One of the hardest things for the nurses is the lack of physical contact.  Just a simple touch of an arm or the holding of a hand can provide so much comfort, which they can no longer do.  They have often built up a close rapport with the patient and their family, so they are having to adjust to doing things in a different way.

Not only do the Weldmar Community Nurses deal directly with patients, but they also work closely with community hospitals, GPs, and district nurses.  Smarter collaboration means that a WCN can alternate visits to a patient with these other healthcare providers where possible.

Not all of the community team are able to visit patients, due to being in the ‘at risk’ groups themselves, or living with people who would be particularly vulnerable to Covid-19.  Their specialist knowledge and expertise is still being utilised, as they can man the 24/7 Advice Line.  Calls can be redirected to their own home, where they can have access to patient notes.  The Advice Line is not just a resource for patients, but GPs and district nurses can also call to get specialist palliative care advice.

“I know this anyway”, says Caroline, “but you really get a sense of how much nurses put their heart into this job.  They have their own health and families to worry about, but they are still going out and trying to do the right thing by their patients day after day, and even helping raise the profile of our fundraising appeal on their own Facebook pages”.

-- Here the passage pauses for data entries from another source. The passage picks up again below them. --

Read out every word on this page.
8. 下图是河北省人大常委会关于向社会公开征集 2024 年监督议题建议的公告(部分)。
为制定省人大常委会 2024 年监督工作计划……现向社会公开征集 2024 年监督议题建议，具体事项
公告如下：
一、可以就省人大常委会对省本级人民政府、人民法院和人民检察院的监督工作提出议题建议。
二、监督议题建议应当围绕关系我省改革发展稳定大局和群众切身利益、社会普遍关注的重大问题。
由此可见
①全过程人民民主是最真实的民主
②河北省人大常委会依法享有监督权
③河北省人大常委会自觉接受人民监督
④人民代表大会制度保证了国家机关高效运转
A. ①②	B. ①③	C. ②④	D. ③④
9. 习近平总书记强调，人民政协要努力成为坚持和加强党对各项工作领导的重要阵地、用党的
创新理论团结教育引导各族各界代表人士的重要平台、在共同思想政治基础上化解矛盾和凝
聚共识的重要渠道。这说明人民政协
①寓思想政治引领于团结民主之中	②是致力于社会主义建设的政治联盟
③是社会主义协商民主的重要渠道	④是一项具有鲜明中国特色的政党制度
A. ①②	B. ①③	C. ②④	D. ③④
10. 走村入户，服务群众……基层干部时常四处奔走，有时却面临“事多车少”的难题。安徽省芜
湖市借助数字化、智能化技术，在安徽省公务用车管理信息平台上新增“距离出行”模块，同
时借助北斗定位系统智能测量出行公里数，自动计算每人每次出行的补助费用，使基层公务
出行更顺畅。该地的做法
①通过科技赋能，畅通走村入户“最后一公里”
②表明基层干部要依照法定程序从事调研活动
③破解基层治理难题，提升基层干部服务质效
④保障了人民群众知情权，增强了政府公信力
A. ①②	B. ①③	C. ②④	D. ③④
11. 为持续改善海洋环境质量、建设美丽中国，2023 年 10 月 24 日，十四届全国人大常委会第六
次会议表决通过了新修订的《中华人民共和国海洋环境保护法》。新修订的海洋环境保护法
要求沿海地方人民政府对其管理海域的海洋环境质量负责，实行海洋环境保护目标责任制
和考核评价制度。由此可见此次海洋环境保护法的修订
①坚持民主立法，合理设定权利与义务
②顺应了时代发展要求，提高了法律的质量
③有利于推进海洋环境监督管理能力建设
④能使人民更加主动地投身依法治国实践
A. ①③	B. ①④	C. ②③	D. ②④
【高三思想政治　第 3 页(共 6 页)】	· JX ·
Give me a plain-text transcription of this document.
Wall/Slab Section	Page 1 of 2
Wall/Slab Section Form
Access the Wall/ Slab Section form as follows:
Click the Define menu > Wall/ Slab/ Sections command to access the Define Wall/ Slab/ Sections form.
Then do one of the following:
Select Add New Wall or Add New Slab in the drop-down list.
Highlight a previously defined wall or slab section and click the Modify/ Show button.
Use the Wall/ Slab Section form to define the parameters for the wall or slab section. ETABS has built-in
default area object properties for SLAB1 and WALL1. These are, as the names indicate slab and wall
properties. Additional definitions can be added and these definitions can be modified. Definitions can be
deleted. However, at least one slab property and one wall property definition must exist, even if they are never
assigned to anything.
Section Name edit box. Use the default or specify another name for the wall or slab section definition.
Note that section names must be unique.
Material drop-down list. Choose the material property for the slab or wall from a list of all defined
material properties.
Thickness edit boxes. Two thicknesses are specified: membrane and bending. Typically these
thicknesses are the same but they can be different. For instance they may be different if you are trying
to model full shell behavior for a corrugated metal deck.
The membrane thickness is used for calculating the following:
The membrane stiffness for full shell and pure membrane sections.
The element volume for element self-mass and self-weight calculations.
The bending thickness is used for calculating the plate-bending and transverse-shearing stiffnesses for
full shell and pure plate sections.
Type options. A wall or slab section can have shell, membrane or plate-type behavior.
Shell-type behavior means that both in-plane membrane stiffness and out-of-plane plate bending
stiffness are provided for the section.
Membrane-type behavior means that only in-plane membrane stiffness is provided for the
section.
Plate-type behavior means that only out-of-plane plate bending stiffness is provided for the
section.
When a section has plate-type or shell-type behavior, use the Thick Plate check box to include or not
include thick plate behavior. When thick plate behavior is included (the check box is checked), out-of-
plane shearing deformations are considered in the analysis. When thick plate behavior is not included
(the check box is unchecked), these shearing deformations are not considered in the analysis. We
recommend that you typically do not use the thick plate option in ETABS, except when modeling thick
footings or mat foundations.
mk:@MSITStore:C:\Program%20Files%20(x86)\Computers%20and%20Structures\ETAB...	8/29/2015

Lucy Moxham (pictured) is a WCN based in the South team, and she says the current situation has challenges which are both practical and emotional.  “Emotionally it is surprisingly hard. We are very used to dealing with emotions in our palliative care roles, but during these unprecedented times, we are dealing with heightened levels of anxiety from patients, their loved ones, and other professionals involved in their care. This has increased our workload at a time when resources are becoming incredibly stretched. However, we continue to strive to provide as much support as we can, including essential visits to our most vulnerable patients.”